Новоявленная фамилия режет слух, до сих пор чужда и непривычна. Шадис одарил её под конец поддельным паспортом, где Дина Шверт была уроженкой бедной деревушки рядом с Тростом и носила фамилию, что означала будто в насмешку «меч».
То ли судьба, то ли разведчик на пенсии оказался тем ещё шутником.
Дина вдыхает воздух шумно, во все лёгкие и голосом, что звенит в воздухе напряжением, проговаривает звонко и надтреснуто:
— Да, — пальцы сминают подол грубой юбки, а по виску тем временем стекает вниз капля солёного пота. — И я пришла сообщить информацию о титанах-шифтерах.
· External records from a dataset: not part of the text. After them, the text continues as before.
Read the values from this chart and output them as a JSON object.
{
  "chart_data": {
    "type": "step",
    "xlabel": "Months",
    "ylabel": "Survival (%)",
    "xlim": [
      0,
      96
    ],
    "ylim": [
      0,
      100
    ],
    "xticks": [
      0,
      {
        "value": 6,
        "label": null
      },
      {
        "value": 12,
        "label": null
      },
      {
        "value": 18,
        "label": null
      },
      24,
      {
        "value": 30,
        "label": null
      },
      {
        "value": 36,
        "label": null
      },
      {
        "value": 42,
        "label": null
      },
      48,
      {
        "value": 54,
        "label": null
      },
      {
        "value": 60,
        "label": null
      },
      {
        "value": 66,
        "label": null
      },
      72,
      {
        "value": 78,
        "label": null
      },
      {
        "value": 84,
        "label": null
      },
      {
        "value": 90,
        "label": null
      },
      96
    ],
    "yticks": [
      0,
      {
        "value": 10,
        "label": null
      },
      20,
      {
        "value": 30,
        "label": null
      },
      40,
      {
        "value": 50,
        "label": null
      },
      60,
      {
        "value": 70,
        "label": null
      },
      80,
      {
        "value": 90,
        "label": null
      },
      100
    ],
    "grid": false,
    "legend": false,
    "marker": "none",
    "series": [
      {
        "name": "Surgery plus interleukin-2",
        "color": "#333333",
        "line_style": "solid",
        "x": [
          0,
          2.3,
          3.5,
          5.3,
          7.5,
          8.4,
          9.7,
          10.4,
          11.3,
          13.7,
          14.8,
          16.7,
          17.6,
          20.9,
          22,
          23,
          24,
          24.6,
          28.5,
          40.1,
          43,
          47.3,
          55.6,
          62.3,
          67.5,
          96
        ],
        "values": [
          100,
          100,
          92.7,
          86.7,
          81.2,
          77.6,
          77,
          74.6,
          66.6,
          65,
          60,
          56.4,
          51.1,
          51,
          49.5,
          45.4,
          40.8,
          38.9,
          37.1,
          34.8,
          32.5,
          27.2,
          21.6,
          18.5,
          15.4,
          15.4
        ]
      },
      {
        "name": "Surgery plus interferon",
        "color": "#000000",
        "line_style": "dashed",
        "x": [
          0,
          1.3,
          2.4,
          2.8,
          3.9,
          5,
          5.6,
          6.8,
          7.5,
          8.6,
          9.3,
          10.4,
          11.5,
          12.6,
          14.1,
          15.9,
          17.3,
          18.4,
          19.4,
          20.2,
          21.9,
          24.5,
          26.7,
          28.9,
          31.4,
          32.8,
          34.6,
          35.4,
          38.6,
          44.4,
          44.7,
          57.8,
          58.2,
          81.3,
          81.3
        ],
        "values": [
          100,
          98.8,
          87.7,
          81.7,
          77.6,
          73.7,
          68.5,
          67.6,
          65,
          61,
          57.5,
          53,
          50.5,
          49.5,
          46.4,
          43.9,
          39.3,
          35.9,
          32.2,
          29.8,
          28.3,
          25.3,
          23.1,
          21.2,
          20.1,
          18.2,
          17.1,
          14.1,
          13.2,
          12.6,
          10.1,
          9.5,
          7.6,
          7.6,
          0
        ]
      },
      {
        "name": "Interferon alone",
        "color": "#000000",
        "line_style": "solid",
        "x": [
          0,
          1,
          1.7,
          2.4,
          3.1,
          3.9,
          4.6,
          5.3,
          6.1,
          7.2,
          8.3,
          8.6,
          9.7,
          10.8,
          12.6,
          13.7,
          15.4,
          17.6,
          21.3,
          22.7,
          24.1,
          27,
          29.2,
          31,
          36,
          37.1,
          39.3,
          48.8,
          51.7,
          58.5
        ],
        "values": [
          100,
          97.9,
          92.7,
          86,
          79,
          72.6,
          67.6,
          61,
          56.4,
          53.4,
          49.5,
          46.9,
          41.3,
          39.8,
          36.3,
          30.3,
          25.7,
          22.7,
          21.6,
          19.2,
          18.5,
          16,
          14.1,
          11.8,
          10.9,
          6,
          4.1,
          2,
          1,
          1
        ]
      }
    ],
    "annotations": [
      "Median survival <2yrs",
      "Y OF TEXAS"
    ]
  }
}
В кабинете же оглушающе тихо.
Эрвин в интересе приподнимает брови, а сзади, в эту же минуту еле слышно хлопает дверь. И Дине не требуется много ума, чтобы понять, что там, прямо сейчас, за её спиной, молчаливой тенью стоит вошедший так невовремя сильнейший воин человечества.
Назад пути теперь нет.
Маска лжеца трескается.
— А теперь... вы можете об этом поподробнее, миз?
***
Загляните в душу свою, и будет ли тогда день или ночь, вы найдете там кладбище. Маленькое, жадное, так много поглотившее. И тихий, грустный шепот услышите вы — отражение былых тяжелых стонов, когда дорог был мертвец, которого опускали в могилу, и вы не успели ни разлюбить его, ни позабыть; и памятники увидите вы, и надписи, которые наполовину смыты слезами, и тихие, глухие могилки — маленькие, зловещие бугорки, под которыми скрыто то, что было живо, хотя вы не знали его жизни и не заметили смерти. А может быть, то было самое лучшее в вашей душе...
(из книги «Прекрасна жизнь для воскресших» Андреева Леонида Николаевича)
Примечание
Небольшая справка: Шверт (Schwert) по-немецки и правда означает меч, а мята с шалфеем, как говорит интернет, может помочь с расстройством кишечника. Миз — это английское, нейтральное, вежливое отношение к женщине. Не ошибка.
Возможно в сеттинге вселенной или в характерах канонных героев могут быть небольшие неточности: я не так сильно погружалась в фэндом, поэтому искренне надеюсь в этом вопросе на понимание.
А ещё буду очень счастлива, если этот небольшой миник кому-то придется по душе.